Australia says Chinese warship 'collect information' on US-Ausralia drills
Story Code : 803944
Chief of joint operations at the Australian Defense Force, Greg Bilton, said on Monday that the Auxiliary General Intelligence (AGI) vessel was probably headed to Australia’s northeast coast to get a first-hand look at the war game.
“We’re tracking it,” Bilton said. “We don’t know yet its destination but we are assuming that it will come down to the east coast of Queensland and we will take appropriate measures in regards to that."
"It's a vessel that collects information, so it's not a great threat but we'll take appropriate action,” he said, adding that “it is international waters; they have the right to sail there."
At least 25,000 Australian and US military forces on board warships equipped with strike jets will be taking part in bi-annual Talisman Sabre war games over the next month.
The vessel appeared in the region just weeks after three Chinese warships docked in Sydney harbor to the surprise of many, including NSW Premier Gladys Berejiklian.

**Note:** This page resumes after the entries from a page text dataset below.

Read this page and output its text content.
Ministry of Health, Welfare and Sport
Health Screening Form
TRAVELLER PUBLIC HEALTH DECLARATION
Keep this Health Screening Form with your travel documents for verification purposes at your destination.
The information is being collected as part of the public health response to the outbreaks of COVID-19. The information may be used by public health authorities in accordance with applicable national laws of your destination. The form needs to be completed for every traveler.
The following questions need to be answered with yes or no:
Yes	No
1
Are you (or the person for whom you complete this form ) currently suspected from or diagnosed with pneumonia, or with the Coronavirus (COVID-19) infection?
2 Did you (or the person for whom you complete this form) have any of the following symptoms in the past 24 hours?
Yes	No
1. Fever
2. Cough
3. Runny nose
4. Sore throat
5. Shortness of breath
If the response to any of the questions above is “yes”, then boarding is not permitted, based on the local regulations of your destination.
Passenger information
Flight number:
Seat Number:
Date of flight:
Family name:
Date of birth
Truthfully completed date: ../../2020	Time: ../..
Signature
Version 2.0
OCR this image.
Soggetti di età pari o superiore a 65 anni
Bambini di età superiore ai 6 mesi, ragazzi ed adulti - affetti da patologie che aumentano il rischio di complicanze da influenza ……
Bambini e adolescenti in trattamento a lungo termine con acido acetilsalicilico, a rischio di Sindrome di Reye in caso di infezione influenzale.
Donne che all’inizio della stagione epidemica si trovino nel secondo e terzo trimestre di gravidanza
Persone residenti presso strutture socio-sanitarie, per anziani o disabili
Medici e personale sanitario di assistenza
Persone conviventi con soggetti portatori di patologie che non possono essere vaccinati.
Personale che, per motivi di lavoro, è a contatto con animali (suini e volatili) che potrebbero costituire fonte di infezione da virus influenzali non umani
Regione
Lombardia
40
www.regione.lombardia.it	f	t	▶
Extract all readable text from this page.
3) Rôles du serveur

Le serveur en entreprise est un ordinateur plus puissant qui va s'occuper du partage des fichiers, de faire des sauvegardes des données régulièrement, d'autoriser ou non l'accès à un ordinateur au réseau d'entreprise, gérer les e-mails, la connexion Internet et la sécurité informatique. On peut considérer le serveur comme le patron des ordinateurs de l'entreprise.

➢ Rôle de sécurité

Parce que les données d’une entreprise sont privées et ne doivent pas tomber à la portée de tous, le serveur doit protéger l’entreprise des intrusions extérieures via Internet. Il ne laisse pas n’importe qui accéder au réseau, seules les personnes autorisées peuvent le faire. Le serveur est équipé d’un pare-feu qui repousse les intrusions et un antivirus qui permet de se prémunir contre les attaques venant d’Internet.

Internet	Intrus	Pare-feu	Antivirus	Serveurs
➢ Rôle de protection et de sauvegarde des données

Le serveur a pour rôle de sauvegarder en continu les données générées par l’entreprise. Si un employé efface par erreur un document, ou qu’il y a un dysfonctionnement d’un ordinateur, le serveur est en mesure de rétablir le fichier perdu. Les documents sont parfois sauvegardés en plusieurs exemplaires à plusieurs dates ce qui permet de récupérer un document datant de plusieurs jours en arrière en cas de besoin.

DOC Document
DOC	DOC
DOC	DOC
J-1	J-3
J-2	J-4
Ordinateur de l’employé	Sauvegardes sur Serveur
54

The US and Australia have been building up their military presence across the western Pacific to counter China’s influence in the region.
This comes amid the growth of China’s military power throughout the region and across the world, which has frustrated the United States.
Reports said last month that Australia was working on a secret plan to construct a new deep-water port to accommodate large amphibious warships such as Australia's Landing Helicopter Docks, and American vessels such as the USS Wasp.
Experts said the new port would be ideally suited for more than 2,000 US Marines and their equipment during regular rotations through the region.
As part of that plan, the two countries recently announced plans to build a joint military base on Papua New Guinea's Manus Island, northeast of Australia.